Derrière les statistiques, ce sont des contrôles judiciaires qui s’étirent, des audiences qui se rajoutent pour réclamer leur modification, obtenir une sortie de territoire pour les vacances d’été. Des prévenus, comme cet homme de 46 ans suspecté d’avoir participé à une filière d’immigration clandestine en 2017, se voient proposer, s’ils reconnaissent toujours les faits, de passer en audience « CRPC » (plaider-coupable) plutôt qu’en procès devant une chambre correctionnelle.

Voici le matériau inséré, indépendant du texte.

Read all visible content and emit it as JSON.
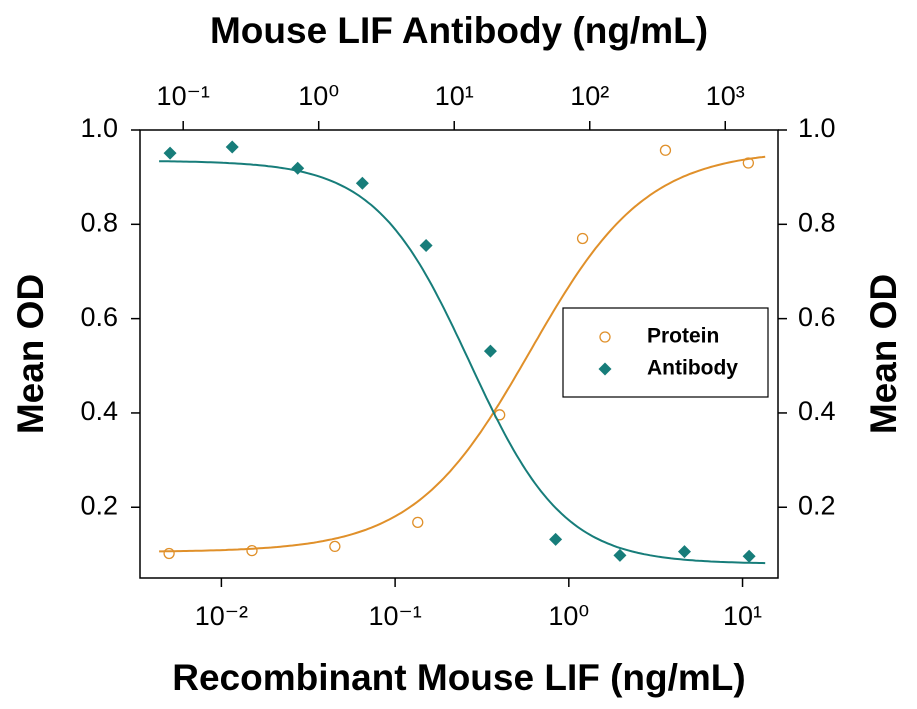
{
  "chart_data": {
    "type": "scatter",
    "title": "Mouse LIF Antibody (ng/mL)",
    "x_label": "Recombinant Mouse LIF (ng/mL)",
    "y_label": "Mean OD",
    "y2_label": "Mean OD",
    "xscale": "log",
    "x2scale": "log",
    "xlim": [
      0.0034,
      16
    ],
    "x2lim": [
      0.048,
      2450
    ],
    "xticks": [
      {
        "value": 0.01,
        "label": "10⁻²"
      },
      {
        "value": 0.1,
        "label": "10⁻¹"
      },
      {
        "value": 1,
        "label": "10⁰"
      },
      {
        "value": 10,
        "label": "10¹"
      }
    ],
    "x2ticks": [
      {
        "value": 0.1,
        "label": "10⁻¹"
      },
      {
        "value": 1,
        "label": "10⁰"
      },
      {
        "value": 10,
        "label": "10¹"
      },
      {
        "value": 100,
        "label": "10²"
      },
      {
        "value": 1000,
        "label": "10³"
      }
    ],
    "ylim": [
      0.05,
      1.0
    ],
    "yticks": [
      0.2,
      0.4,
      0.6,
      0.8,
      {
        "value": 1,
        "label": "1.0"
      }
    ],
    "y2lim": [
      0.05,
      1.0
    ],
    "y2ticks": [
      0.2,
      0.4,
      0.6,
      0.8,
      {
        "value": 1,
        "label": "1.0"
      }
    ],
    "legend": "center right",
    "series": [
      {
        "name": "Protein",
        "color": "#e0902a",
        "marker": "open-circle",
        "axis": "x",
        "x": [
          0.005,
          0.015,
          0.045,
          0.135,
          0.4,
          1.2,
          3.6,
          10.8
        ],
        "values": [
          0.102,
          0.108,
          0.117,
          0.168,
          0.396,
          0.77,
          0.957,
          0.93
        ],
        "fit": {
          "bottom": 0.105,
          "top": 0.958,
          "ec50": 0.6,
          "hill": 1.3
        }
      },
      {
        "name": "Antibody",
        "color": "#177d7a",
        "marker": "diamond",
        "axis": "x2",
        "x": [
          0.08,
          0.23,
          0.7,
          2.1,
          6.2,
          18.5,
          56,
          167,
          500,
          1500
        ],
        "values": [
          0.951,
          0.964,
          0.919,
          0.887,
          0.755,
          0.531,
          0.132,
          0.098,
          0.106,
          0.096
        ],
        "fit": {
          "bottom": 0.08,
          "top": 0.935,
          "ec50": 13,
          "hill": -1.25
        }
      }
    ]
  }
}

Pour les victimes, c’est le sentiment d’être peu de chose, comme pour les parties civiles de l’explosion mortelle d’une canalisation de gaz à Bondy (Seine-Saint-Denis), en 2007. La chambre de l’instruction de Paris a confirmé le 21 avril, soit quatorze ans après les faits, l’ordonnance de renvoi devant le tribunal correctionnel de la société STPS.

« Si le procès n’est pas organisé dans des délais raisonnables, c’est la responsabilité de l’État qui sera engagée pour faute lourde », annonce Me Stella Bisseuil qui attend toujours des nouvelles du parquet de Bobigny. Elle défend des rescapés dont le préjudice n’a toujours pas été totalement indemnisé.